Plugging this in (i):

$\large \displaystyle P(5V)^{1.5} = (P_f) \left( \frac{10}{3}V \right )^{1.5}$

$\color{#20A900} \boxed{ \large \displaystyle P_f = \frac32 \sqrt{\frac32} P }$

So:

$\color{#3D99F6} \boxed{ \large \displaystyle n = \frac32 \sqrt{\frac32} \approx 1.84 }$

As it is adiabatic process, here is no matter of concern about heat exchange between the two parts. Now, after being freed the pressure will adjust to get stability.
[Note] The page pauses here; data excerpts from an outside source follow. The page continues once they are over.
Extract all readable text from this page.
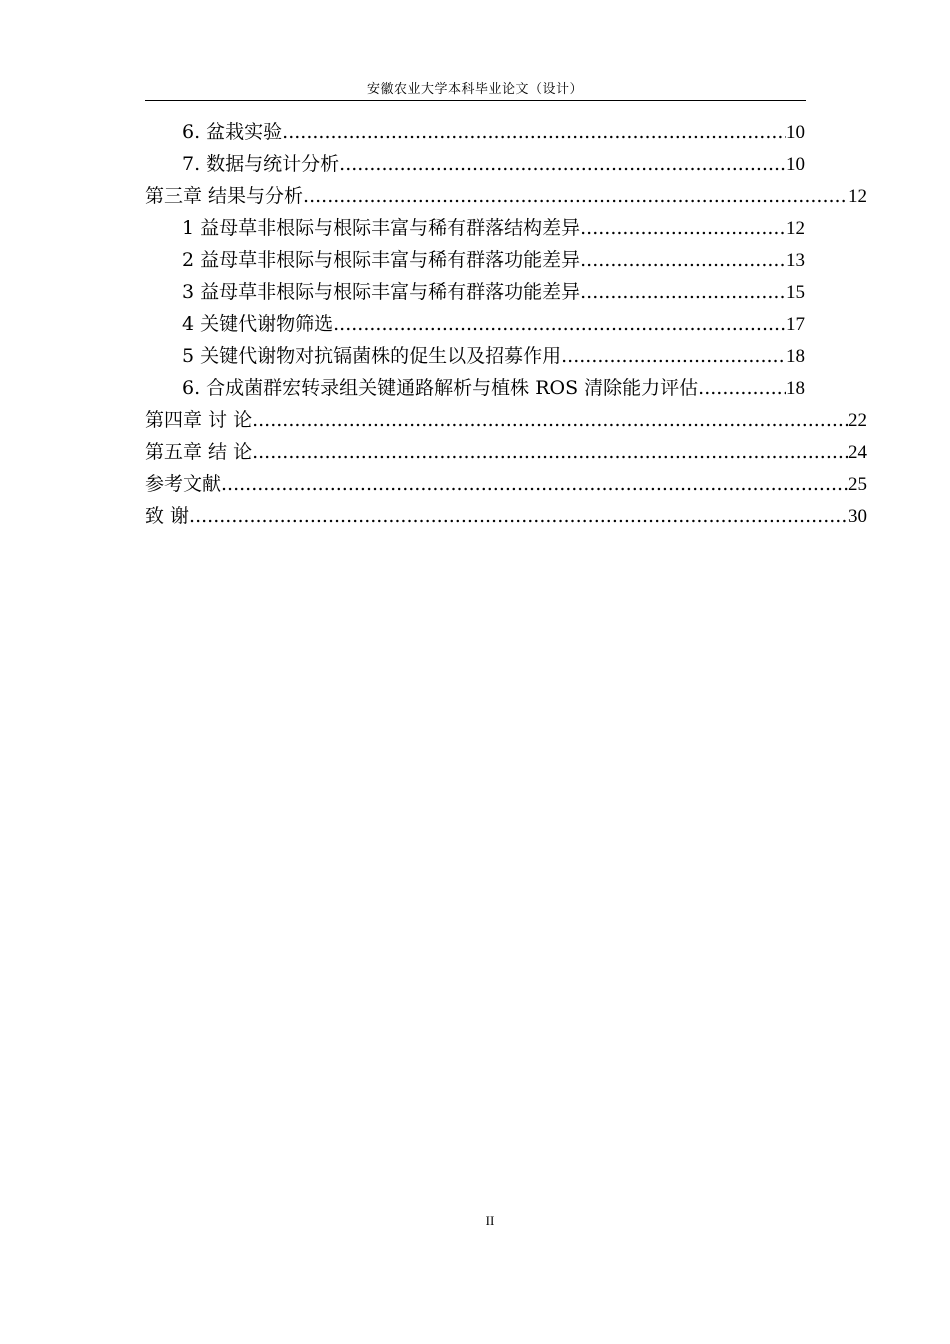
安徽农业大学本科毕业论文（设计）
6. 盆栽实验 .....	10
7. 数据与统计分析 .....	10
第三章 结果与分析 .....	12
1 益母草非根际与根际丰富与稀有群落结构差异 .....	12
2 益母草非根际与根际丰富与稀有群落功能差异 .....	13
3 益母草非根际与根际丰富与稀有群落功能差异 .....	15
4 关键代谢物筛选 .....	17
5 关键代谢物对抗镉菌株的促生以及招募作用 .....	18
6. 合成菌群宏转录组关键通路解析与植株 ROS 清除能力评估 .....	18
第四章 讨 论 .....	22
第五章 结 论 .....	24
参考文献 .....	25
致 谢 .....	30
II
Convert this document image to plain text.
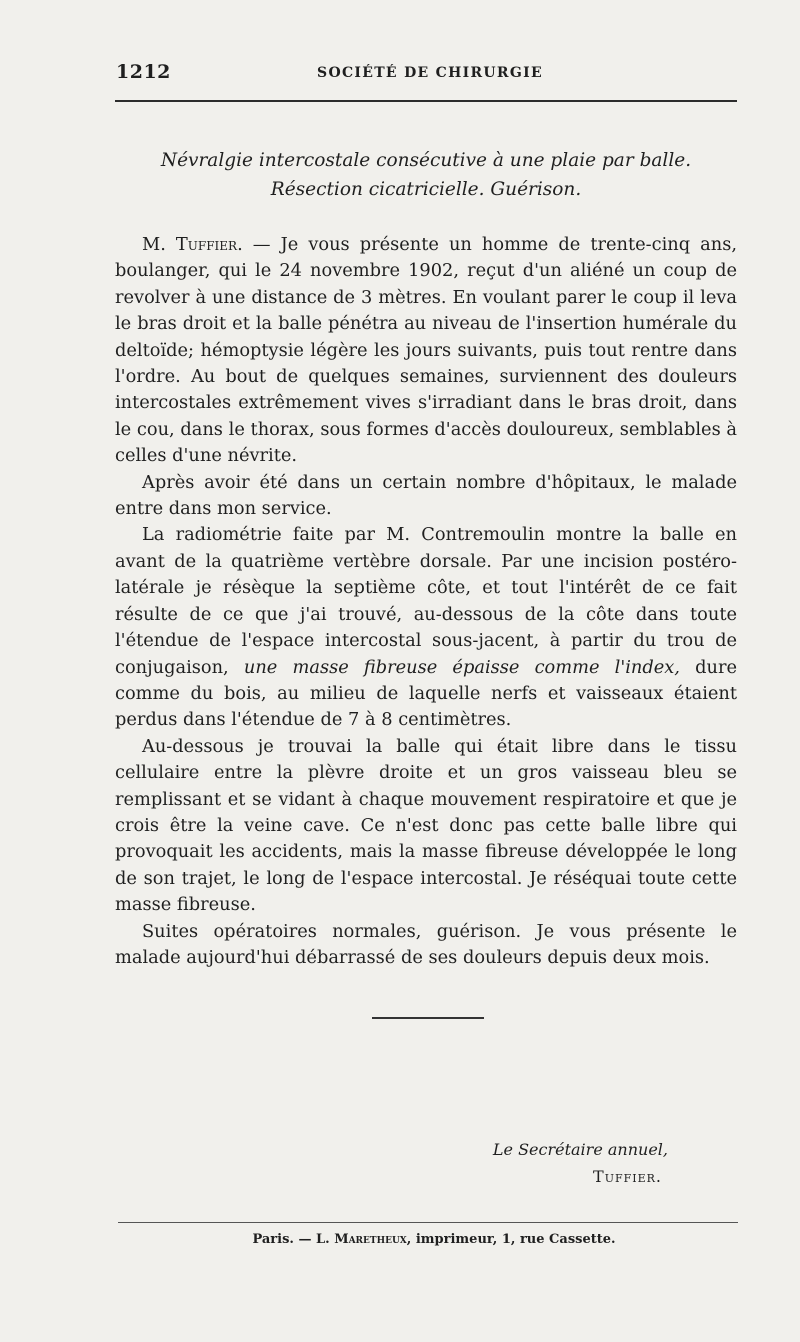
1212	SOCIÉTÉ DE CHIRURGIE
Névralgie intercostale consécutive à une plaie par balle.
Résection cicatricielle. Guérison.

M. Tuffier. — Je vous présente un homme de trente-cinq ans, boulanger, qui le 24 novembre 1902, reçut d'un aliéné un coup de revolver à une distance de 3 mètres. En voulant parer le coup il leva le bras droit et la balle pénétra au niveau de l'insertion humérale du deltoïde; hémoptysie légère les jours suivants, puis tout rentre dans l'ordre. Au bout de quelques semaines, surviennent des douleurs intercostales extrêmement vives s'irradiant dans le bras droit, dans le cou, dans le thorax, sous formes d'accès douloureux, semblables à celles d'une névrite.

Après avoir été dans un certain nombre d'hôpitaux, le malade entre dans mon service.

La radiométrie faite par M. Contremoulin montre la balle en avant de la quatrième vertèbre dorsale. Par une incision postéro-latérale je résèque la septième côte, et tout l'intérêt de ce fait résulte de ce que j'ai trouvé, au-dessous de la côte dans toute l'étendue de l'espace intercostal sous-jacent, à partir du trou de conjugaison, une masse fibreuse épaisse comme l'index, dure comme du bois, au milieu de laquelle nerfs et vaisseaux étaient perdus dans l'étendue de 7 à 8 centimètres.

Au-dessous je trouvai la balle qui était libre dans le tissu cellulaire entre la plèvre droite et un gros vaisseau bleu se remplissant et se vidant à chaque mouvement respiratoire et que je crois être la veine cave. Ce n'est donc pas cette balle libre qui provoquait les accidents, mais la masse fibreuse développée le long de son trajet, le long de l'espace intercostal. Je réséquai toute cette masse fibreuse.

Suites opératoires normales, guérison. Je vous présente le malade aujourd'hui débarrassé de ses douleurs depuis deux mois.

Le Secrétaire annuel,
Tuffier.
Paris. — L. Maretheux, imprimeur, 1, rue Cassette.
Hence, on the both part pressure will be the same, let $P_0$ .

Now,

$P(5V)^{\gamma}=P_0{V_1}^\gamma$ .

And,

$(8P)V^{\gamma}=P_0{V_2}^\gamma$ .

From, these and substituting $\gamma=\frac{3}{2}$ we get,

$9P^{\frac{2}{3}}V=P^{\frac{2}{3}}(V_1+V_2)=P^{\frac{2}{3}}6V$ .

So, $P_0=(\frac{3}{2})^\frac{3}{2}P=1.837..P≈ 1.84P$ .